CCCC is a publicly traded company in Hong Kong and in Shanghai and has more 118,000 employees. In 2015, CCCI acquired Australia engineering firm John Holland.
China’s acquisition of Canadian targets hit an annual record of $21.2 billion in 2012, helped by state-owned oil firm CNOOC’s purchase of Nexen Energy for $17.9 billion that year, according to Thomson Reuters data.
Since then, Chinese acquisition of Canadian companies has slowed after some members of the then-governing Conservative Party had misgivings about the CNOOC-Nexen deal. The government then said the CNOOC-Nexen was the last deal of its kind that it would approve, drawing a line in the sand against state-controlled companies taking any further majority stakes in the oil sands.
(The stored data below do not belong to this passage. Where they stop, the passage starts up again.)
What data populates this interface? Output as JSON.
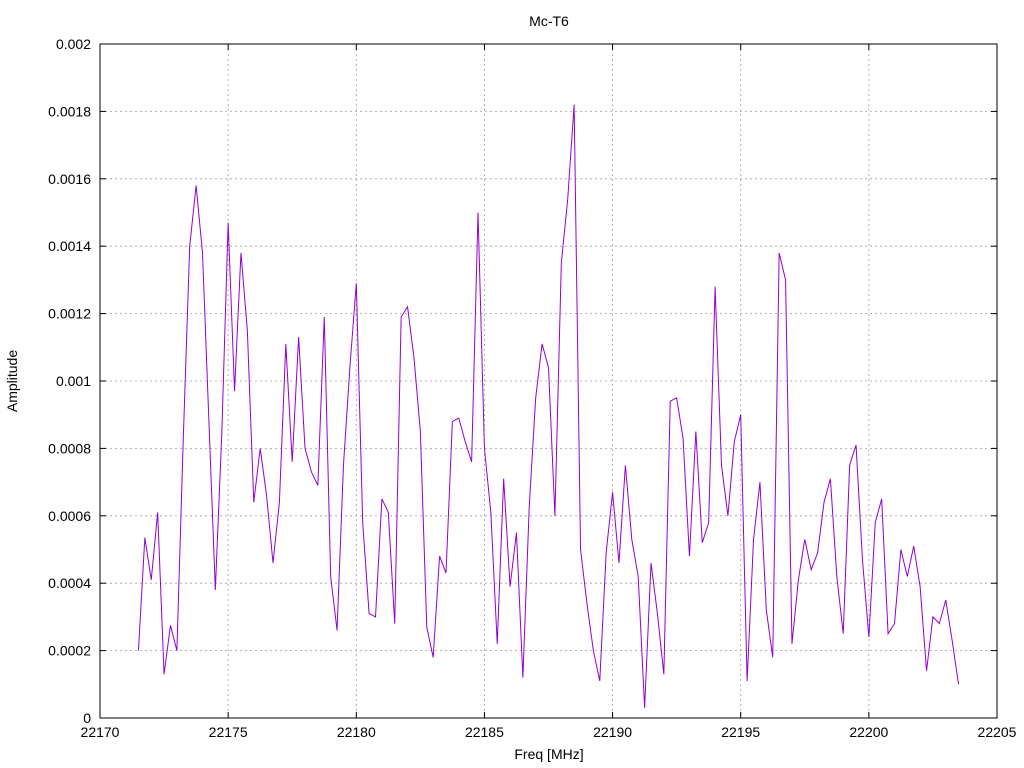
{
  "chart_data": {
    "type": "line",
    "title": "Mc-T6",
    "xlabel": "Freq [MHz]",
    "ylabel": "Amplitude",
    "xlim": [
      22170,
      22205
    ],
    "ylim": [
      0,
      0.002
    ],
    "x_ticks": [
      "22170",
      "22175",
      "22180",
      "22185",
      "22190",
      "22195",
      "22200",
      "22205"
    ],
    "y_ticks": [
      "0",
      "0.0002",
      "0.0004",
      "0.0006",
      "0.0008",
      "0.001",
      "0.0012",
      "0.0014",
      "0.0016",
      "0.0018",
      "0.002"
    ],
    "grid": true,
    "series": [
      {
        "color": "#9400d3",
        "x": [
          22171.5,
          22171.75,
          22172.0,
          22172.25,
          22172.5,
          22172.75,
          22173.0,
          22173.25,
          22173.5,
          22173.75,
          22174.0,
          22174.25,
          22174.5,
          22174.75,
          22175.0,
          22175.25,
          22175.5,
          22175.75,
          22176.0,
          22176.25,
          22176.5,
          22176.75,
          22177.0,
          22177.25,
          22177.5,
          22177.75,
          22178.0,
          22178.25,
          22178.5,
          22178.75,
          22179.0,
          22179.25,
          22179.5,
          22179.75,
          22180.0,
          22180.25,
          22180.5,
          22180.75,
          22181.0,
          22181.25,
          22181.5,
          22181.75,
          22182.0,
          22182.25,
          22182.5,
          22182.75,
          22183.0,
          22183.25,
          22183.5,
          22183.75,
          22184.0,
          22184.25,
          22184.5,
          22184.75,
          22185.0,
          22185.25,
          22185.5,
          22185.75,
          22186.0,
          22186.25,
          22186.5,
          22186.75,
          22187.0,
          22187.25,
          22187.5,
          22187.75,
          22188.0,
          22188.25,
          22188.5,
          22188.75,
          22189.0,
          22189.25,
          22189.5,
          22189.75,
          22190.0,
          22190.25,
          22190.5,
          22190.75,
          22191.0,
          22191.25,
          22191.5,
          22191.75,
          22192.0,
          22192.25,
          22192.5,
          22192.75,
          22193.0,
          22193.25,
          22193.5,
          22193.75,
          22194.0,
          22194.25,
          22194.5,
          22194.75,
          22195.0,
          22195.25,
          22195.5,
          22195.75,
          22196.0,
          22196.25,
          22196.5,
          22196.75,
          22197.0,
          22197.25,
          22197.5,
          22197.75,
          22198.0,
          22198.25,
          22198.5,
          22198.75,
          22199.0,
          22199.25,
          22199.5,
          22199.75,
          22200.0,
          22200.25,
          22200.5,
          22200.75,
          22201.0,
          22201.25,
          22201.5,
          22201.75,
          22202.0,
          22202.25,
          22202.5,
          22202.75,
          22203.0,
          22203.25,
          22203.5
        ],
        "y": [
          0.0002,
          0.000535,
          0.00041,
          0.00061,
          0.00013,
          0.000275,
          0.0002,
          0.00083,
          0.0014,
          0.00158,
          0.00138,
          0.00088,
          0.00038,
          0.00084,
          0.00147,
          0.00097,
          0.00138,
          0.00115,
          0.00064,
          0.0008,
          0.00066,
          0.00046,
          0.00064,
          0.00111,
          0.00076,
          0.00113,
          0.0008,
          0.00073,
          0.00069,
          0.00119,
          0.00042,
          0.00026,
          0.00075,
          0.00104,
          0.00129,
          0.00058,
          0.00031,
          0.0003,
          0.00065,
          0.00061,
          0.00028,
          0.00119,
          0.00122,
          0.00107,
          0.00085,
          0.00027,
          0.00018,
          0.00048,
          0.00043,
          0.00088,
          0.00089,
          0.00082,
          0.00076,
          0.0015,
          0.0008,
          0.00061,
          0.00022,
          0.00071,
          0.00039,
          0.00055,
          0.00012,
          0.00063,
          0.00095,
          0.00111,
          0.00104,
          0.0006,
          0.00135,
          0.00154,
          0.00182,
          0.0005,
          0.00034,
          0.0002,
          0.00011,
          0.00049,
          0.00067,
          0.00046,
          0.00075,
          0.00053,
          0.00042,
          3e-05,
          0.00046,
          0.00031,
          0.00013,
          0.00094,
          0.00095,
          0.00083,
          0.00048,
          0.00085,
          0.00052,
          0.00058,
          0.00128,
          0.00075,
          0.0006,
          0.00082,
          0.0009,
          0.00011,
          0.00053,
          0.0007,
          0.00032,
          0.00018,
          0.00138,
          0.0013,
          0.00022,
          0.00041,
          0.00053,
          0.00044,
          0.00049,
          0.00064,
          0.00071,
          0.00042,
          0.00025,
          0.00075,
          0.00081,
          0.00047,
          0.00024,
          0.00058,
          0.00065,
          0.00025,
          0.00028,
          0.0005,
          0.00042,
          0.00051,
          0.00039,
          0.00014,
          0.0003,
          0.00028,
          0.00035,
          0.00023,
          0.0001
        ]
      }
    ]
  }
}
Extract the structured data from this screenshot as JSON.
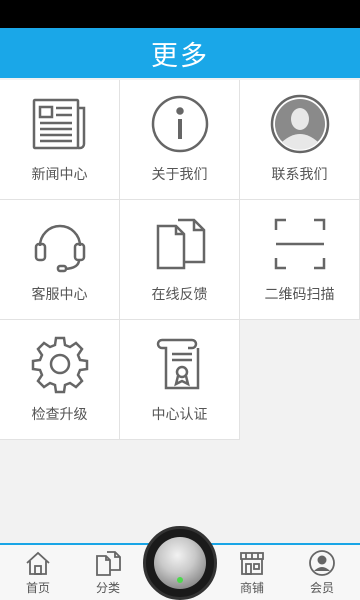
{
  "header": {
    "title": "更多"
  },
  "grid": {
    "items": [
      {
        "label": "新闻中心",
        "icon": "newspaper-icon"
      },
      {
        "label": "关于我们",
        "icon": "info-icon"
      },
      {
        "label": "联系我们",
        "icon": "contact-person-icon"
      },
      {
        "label": "客服中心",
        "icon": "headset-icon"
      },
      {
        "label": "在线反馈",
        "icon": "documents-icon"
      },
      {
        "label": "二维码扫描",
        "icon": "scan-frame-icon"
      },
      {
        "label": "检查升级",
        "icon": "gear-icon"
      },
      {
        "label": "中心认证",
        "icon": "certificate-scroll-icon"
      }
    ]
  },
  "tabbar": {
    "home": "首页",
    "category": "分类",
    "shop": "商铺",
    "member": "会员"
  },
  "colors": {
    "accent": "#1aa7e8",
    "icon_stroke": "#666666"
  }
}
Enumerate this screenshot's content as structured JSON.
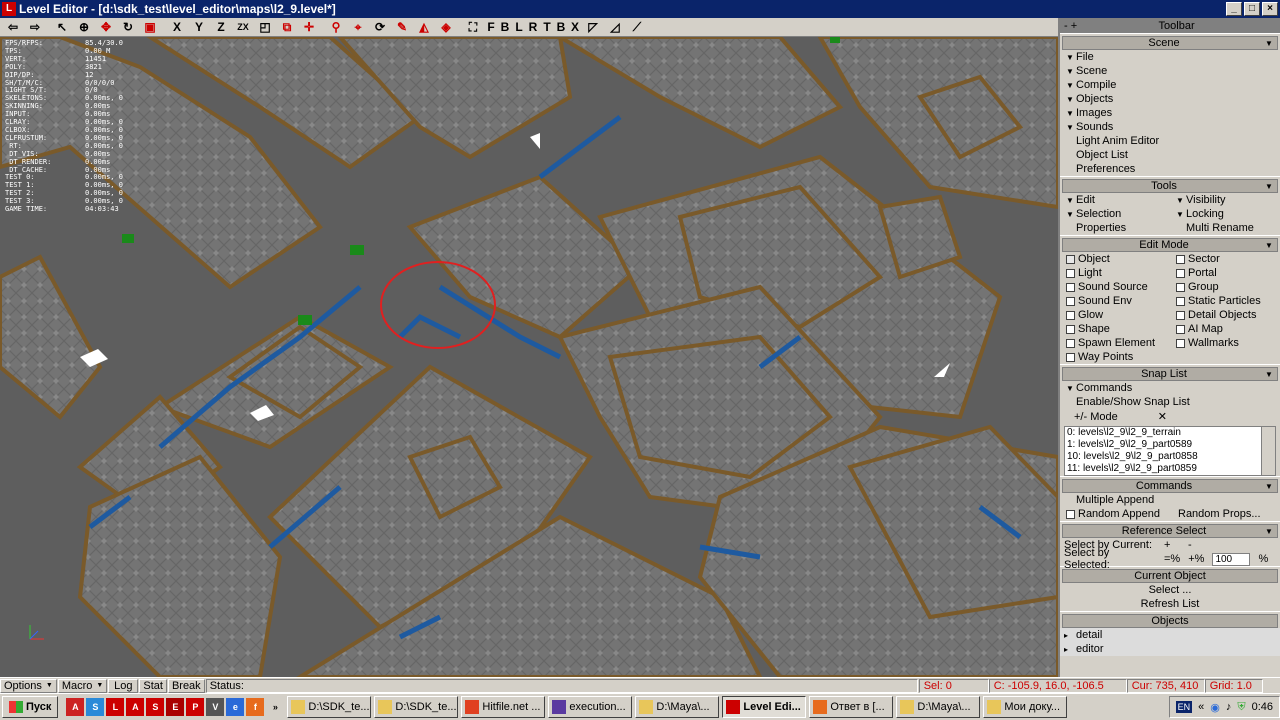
{
  "window": {
    "title": "Level Editor - [d:\\sdk_test\\level_editor\\maps\\l2_9.level*]",
    "app_icon": "L",
    "minimize": "_",
    "maximize": "□",
    "close": "×"
  },
  "toolbar": {
    "axis_buttons": [
      "X",
      "Y",
      "Z",
      "ZX"
    ],
    "snap_buttons": [
      "F",
      "B",
      "L",
      "R",
      "T",
      "B",
      "X"
    ]
  },
  "stats": [
    {
      "k": "FPS/RFPS:",
      "v": "85.4/30.0"
    },
    {
      "k": "TPS:",
      "v": "0.00 M"
    },
    {
      "k": "VERT:",
      "v": "11451"
    },
    {
      "k": "POLY:",
      "v": "3821"
    },
    {
      "k": "DIP/DP:",
      "v": "12"
    },
    {
      "k": "SH/T/M/C:",
      "v": "0/0/0/0"
    },
    {
      "k": "LIGHT S/T:",
      "v": "0/0"
    },
    {
      "k": "SKELETONS:",
      "v": "0.00ms, 0"
    },
    {
      "k": "SKINNING:",
      "v": "0.00ms"
    },
    {
      "k": "",
      "v": ""
    },
    {
      "k": "INPUT:",
      "v": "0.00ms"
    },
    {
      "k": "CLRAY:",
      "v": "0.00ms, 0"
    },
    {
      "k": "CLBOX:",
      "v": "0.00ms, 0"
    },
    {
      "k": "CLFRUSTUM:",
      "v": "0.00ms, 0"
    },
    {
      "k": "",
      "v": ""
    },
    {
      "k": " RT:",
      "v": "0.00ms, 0"
    },
    {
      "k": " DT_VIS:",
      "v": "0.00ms"
    },
    {
      "k": " DT_RENDER:",
      "v": "0.00ms"
    },
    {
      "k": " DT_CACHE:",
      "v": "0.00ms"
    },
    {
      "k": "",
      "v": ""
    },
    {
      "k": "TEST 0:",
      "v": "0.00ms, 0"
    },
    {
      "k": "TEST 1:",
      "v": "0.00ms, 0"
    },
    {
      "k": "TEST 2:",
      "v": "0.00ms, 0"
    },
    {
      "k": "TEST 3:",
      "v": "0.00ms, 0"
    },
    {
      "k": "",
      "v": ""
    },
    {
      "k": "GAME TIME:",
      "v": "04:03:43"
    }
  ],
  "panel": {
    "title": "Toolbar",
    "title_left": "- +",
    "scene": {
      "header": "Scene",
      "items": [
        "File",
        "Scene",
        "Compile",
        "Objects",
        "Images",
        "Sounds"
      ],
      "links": [
        "Light Anim Editor",
        "Object List",
        "Preferences"
      ]
    },
    "tools": {
      "header": "Tools",
      "left": [
        "Edit",
        "Selection"
      ],
      "right": [
        "Visibility",
        "Locking"
      ],
      "bottom_left": "Properties",
      "bottom_right": "Multi Rename"
    },
    "edit_mode": {
      "header": "Edit Mode",
      "left": [
        "Object",
        "Light",
        "Sound Source",
        "Sound Env",
        "Glow",
        "Shape",
        "Spawn Element",
        "Way Points"
      ],
      "right": [
        "Sector",
        "Portal",
        "Group",
        "Static Particles",
        "Detail Objects",
        "AI Map",
        "Wallmarks",
        ""
      ]
    },
    "snap_list": {
      "header": "Snap List",
      "commands": "Commands",
      "enable": "Enable/Show Snap List",
      "mode_label": "+/-  Mode",
      "mode_x": "✕",
      "entries": [
        "0: levels\\l2_9\\l2_9_terrain",
        "1: levels\\l2_9\\l2_9_part0589",
        "10: levels\\l2_9\\l2_9_part0858",
        "11: levels\\l2_9\\l2_9_part0859"
      ]
    },
    "commands": {
      "header": "Commands",
      "multiple": "Multiple Append",
      "random": "Random Append",
      "props": "Random Props..."
    },
    "ref_select": {
      "header": "Reference Select",
      "current": "Select by Current:",
      "plus": "+",
      "minus": "-",
      "selected": "Select by Selected:",
      "eq_minus": "=%",
      "eq_plus": "+%",
      "value": "100",
      "pct": "%"
    },
    "current_object": {
      "header": "Current Object",
      "select": "Select ...",
      "refresh": "Refresh List"
    },
    "objects": {
      "header": "Objects",
      "items": [
        "detail",
        "editor"
      ]
    }
  },
  "statusbar": {
    "options": "Options",
    "macro": "Macro",
    "log": "Log",
    "stat": "Stat",
    "break": "Break",
    "status": "Status:",
    "sel": "Sel: 0",
    "coords": "C: -105.9, 16.0, -106.5",
    "cur": "Cur: 735, 410",
    "grid": "Grid: 1.0"
  },
  "taskbar": {
    "start": "Пуск",
    "tasks": [
      "D:\\SDK_te...",
      "D:\\SDK_te...",
      "Hitfile.net ...",
      "execution...",
      "D:\\Maya\\...",
      "Level Edi...",
      "Ответ в [...",
      "D:\\Maya\\...",
      "Мои доку..."
    ],
    "active": 5,
    "lang": "EN",
    "chev": "«",
    "clock": "0:46"
  }
}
While Aecon does not operate in a sensitive sector, the deal needs regulatory approvals under the Investment Canada Act, the Canadian Competition Act and from relevant authorities in China, the companies said.
CCCI has agreed to keep Aecon headquartered in Canada and retention of Aecon’s Canada-based employees.
The deal is expected to close in the first quarter of 2018, which would rank as the ninth biggest Chinese acquisition of a Canadian company, the data showed.
The transaction will help Aecon get access to capital to take up more larger and complex projects in Canada, the company said.
CCCI has developed several large and medium-sized ports and navigation channels along China’s coast and inland rivers and has actively participated in and competed for projects under external assistance and the international contracting projects.
BMO Capital Markets and TD Securities are acting as joint financial advisors to Aecon. Barclays is acting as financial advisor to CCCI.